Estos días de cine en el Festival de San Sebastián dieron para mucho. Estuvimos hablando del amor, del dolor y también del futuro del planeta. Me tocó ser jurado del Premio Lurra que concede Greenpeace en el festival y lo hice junto a Sara, Anna, Javier y Cristina. Un tribunal maravilloso. Vimos películas estupendas y auténticos coñazos, nos reímos y nos aburrimos, hicimos conexiones –que es, en el fondo, lo que presta de estas historias– y nos desenganchamos de nuestras miserias.
Me pareció especialmente interesante un debate que también percibí durante la presentación de ‘Las chicas de la estación’, la película que ha hecho Juana Macías sobre las menores tuteladas prostituidas en Mallorca: la parálisis ante la catástrofe. Muchas veces, cuando contemplamos un drama o una injusticia que nos sobrepasa, caemos en un embotamiento. Es decir, ante la posibilidad de un apocalipsis climático inevitable, la respuesta más habitual es encogerse de hombros y admitir que no se puede hacer nada.

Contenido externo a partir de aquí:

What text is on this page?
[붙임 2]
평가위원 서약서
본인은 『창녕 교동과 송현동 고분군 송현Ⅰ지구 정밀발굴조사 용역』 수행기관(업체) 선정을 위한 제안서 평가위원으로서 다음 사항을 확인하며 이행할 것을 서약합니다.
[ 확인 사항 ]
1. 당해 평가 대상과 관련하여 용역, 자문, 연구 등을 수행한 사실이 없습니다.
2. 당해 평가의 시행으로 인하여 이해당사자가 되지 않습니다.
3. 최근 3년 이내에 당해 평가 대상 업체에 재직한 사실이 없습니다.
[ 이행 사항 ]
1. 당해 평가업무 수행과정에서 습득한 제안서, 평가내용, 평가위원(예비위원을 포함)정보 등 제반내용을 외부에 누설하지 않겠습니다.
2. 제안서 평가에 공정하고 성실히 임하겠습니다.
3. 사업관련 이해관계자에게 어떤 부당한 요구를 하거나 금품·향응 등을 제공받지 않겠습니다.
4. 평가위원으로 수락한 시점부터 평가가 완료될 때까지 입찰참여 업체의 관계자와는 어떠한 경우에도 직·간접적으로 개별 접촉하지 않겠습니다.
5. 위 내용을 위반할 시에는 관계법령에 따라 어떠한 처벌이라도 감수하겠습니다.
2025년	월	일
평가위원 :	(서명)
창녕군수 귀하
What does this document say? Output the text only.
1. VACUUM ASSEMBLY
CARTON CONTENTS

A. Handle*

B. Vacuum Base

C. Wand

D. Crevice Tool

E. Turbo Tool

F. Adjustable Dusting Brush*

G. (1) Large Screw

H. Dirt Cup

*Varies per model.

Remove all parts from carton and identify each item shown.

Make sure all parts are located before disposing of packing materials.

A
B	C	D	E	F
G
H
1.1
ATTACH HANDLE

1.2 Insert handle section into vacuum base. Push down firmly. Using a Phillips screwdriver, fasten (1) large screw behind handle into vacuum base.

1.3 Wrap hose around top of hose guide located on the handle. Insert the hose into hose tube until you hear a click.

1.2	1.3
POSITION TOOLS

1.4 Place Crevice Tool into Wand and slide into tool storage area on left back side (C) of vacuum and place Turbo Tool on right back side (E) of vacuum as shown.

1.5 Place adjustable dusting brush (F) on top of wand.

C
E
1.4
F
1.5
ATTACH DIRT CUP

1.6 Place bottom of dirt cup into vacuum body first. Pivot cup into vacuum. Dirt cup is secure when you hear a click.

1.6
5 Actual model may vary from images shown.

Durante muchos años hemos sido bombardeados con datos, profecías y declaraciones pesimistas. Por ejemplo, que las generaciones más jóvenes están cayendo en un sumidero de destrucción cerebral ante el reiterado consumo de redes sociales y el subsiguiente derroche de dopamina en sus todavía inmaduros cerebros. Es decir, que su futuro estaría sentenciado. Algo similar sucede con el ecologismo: vemos continuamente que hemos llegado a un punto de no retorno (o estamos a punto de rebasarlo) en lo que se refiere a la supervivencia de la Tierra. Nuestros ojos se han acostumbrado a mapas de temperaturas con colores cada vez más rojos (¡y hasta negros!), a noticias tremendistas (‘¡El Polo Norte en llamas!’) y a llamadas distópicas. Los ‘gafas’ que arrojan sopa de tomate sobre obras maestras del arte tampoco es que ayuden.
Cierto es que el ser humano suele ser perezoso y que no mueve el culo de la silla hasta que el peligro no resulta inminente. Pero, como en ‘Pedro y el lobo’, las repetidas amenazas que no se cumplen terminan encalleciendo nuestra sensibilidad. Cuán necesario es cambiar el registro y proclamar que no todo está perdido. Tampoco supone caer en una positividad lobotomizada pensar que no es para tanto, que se puede subsanar el mal y que todavía hay tiempo. La ilusión es un arma que sigue siendo útil y no un vacuo ‘wishful thinking’ de ‘post’ motivacional en Linkedin. La esperanza, un concepto que ha caído en desgracia, puede ser, paradójicamente, la solución que necesitamos.